Manipulating hurricanes: a disaster in itself?



One scientist wants to fight storms with storms.
WASHINGTON POST
Moshe Alamaro has a modest proposal. Get a fleet of ocean barges and mount 10 or 20 jet engines -- tails up -- on each one. Fill the barges with aviation fuel and tow them into the path of an oncoming hurricane. Light off the jets.
If everything goes as planned, the jets will trigger small tropical storms, "like backfires," Alamaro says, marginally lowering the surface ocean temperature and depriving the real hurricane of energy as it gets closer to shore.
Less energy means less power, and less power can turn tigers like hurricanes Katrina and Rita into relative pussycats.
It is not clear how much support Alamaro has for his concept, which he defines as a "salient" that outdistances conventional thinking "by leaps and springs." But his zeal highlights the increased interest of scientists and laypeople alike in finding something -- anything -- to avoid another 2005.
Not anytime soon
A solution, unfortunately, does not loom on the horizon. Improved weather forecasting and the advent of satellite imagery have made the paths and dimensions of hurricanes much more predictable, but greater knowledge, while helpful, does not solve the problem. Hurricanes, as old boxers might say, are like fighting Sugar Ray Robinson: You know you're going to get hit, but there's still nothing you can do about it.
"I will go out on a limb and say, eventually, we will accomplish this," said Kerry Emanuel, an atmospheric scientist at the Massachusetts Institute of Technology. But by "this," Emanuel means "disaster avoidance, rather than weather control."
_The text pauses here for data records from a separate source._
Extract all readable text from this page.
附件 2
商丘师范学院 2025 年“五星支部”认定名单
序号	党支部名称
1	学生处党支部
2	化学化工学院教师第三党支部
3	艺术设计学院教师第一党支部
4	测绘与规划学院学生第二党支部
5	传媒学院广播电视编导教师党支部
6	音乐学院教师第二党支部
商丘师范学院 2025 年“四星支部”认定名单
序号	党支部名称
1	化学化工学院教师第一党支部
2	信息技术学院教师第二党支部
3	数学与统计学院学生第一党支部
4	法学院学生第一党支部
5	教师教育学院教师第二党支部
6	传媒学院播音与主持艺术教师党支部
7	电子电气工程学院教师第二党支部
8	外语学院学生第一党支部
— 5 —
The trick is to introduce a "perturbation" in a hurricane -- a variation in moisture, wind speed, temperature or pressure -- so that the hurricane weakens or veers out to sea. The strategy uses the principle that a small, early change in a complex "chaotic" system such as a hurricane can have large, and benign, effects later on.
Testing offer
Alamaro's "free jet" plan is designed to create a temperature perturbation. He said he could test the concept -- in a remote part of the Pacific and in the hurricane off-season -- for about $10 million, by using junker jet engines from mothballed B-52s in Arizona.
"We have the jets and the barge, but we don't have knowledge about the effects and we don't have the knowledge about hurricanes," Alamaro said in a telephone interview. "A test would entice the necessary studies to make it feasible."
Perhaps. Alamaro, a research affiliate at the Harvard-MIT Division of Health Sciences & amp; Technology, outlined his strategy at this year's annual meeting of the Weather Modification Association, amid "a lot of commotion."
This, in part, was because atmospheric scientists are skittish, Alamaro said: "They know that weather modification would give an unbelievable boost to atmospheric science, but they don't want to support it because of the stigma that it is some sort of black art."
This is true, said J. Greg Glenn, a civilian who studies weather modification at Florida's Eglin Air Force Base, and who is interested in enlisting Alamaro in a hurricane-mitigation project: "This isn't going to go away as junk science," he said. Glenn is not as interested in Alamaro's free jets as in an idea promoted by Emanuel: spraying a "monolayer film" on the ocean in front of a hurricane to inhibit the storm's ability to pick up heat energy and moisture from the sea surface.
'Nutty ideas'
And Emanuel, a top U.S. atmospheric scientist, is not an Alamaro fan: "I hate to sound pessimistic, but Moshe's strategy requires many orders of magnitude of energy more than what he's talking about, and the backfires would have to be almost as strong as the hurricane itself," Emanuel said. "I think, unfortunately, it falls into the category of nutty ideas."
Regardless of the method, most atmospheric scientists would probably agree that manipulating hurricanes is not only an uncertain scientific undertaking but a potential catastrophe in several ways, if intended results are not achieved.
If scientists promise to save New Orleans and fail, they will be sued. Or if they hit Mississippi instead, they will be sued. If they promise to save New Orleans and hit Mexico, they will create an international incident. "Who takes the blame?" Emanuel asked. "It's a horrific political problem."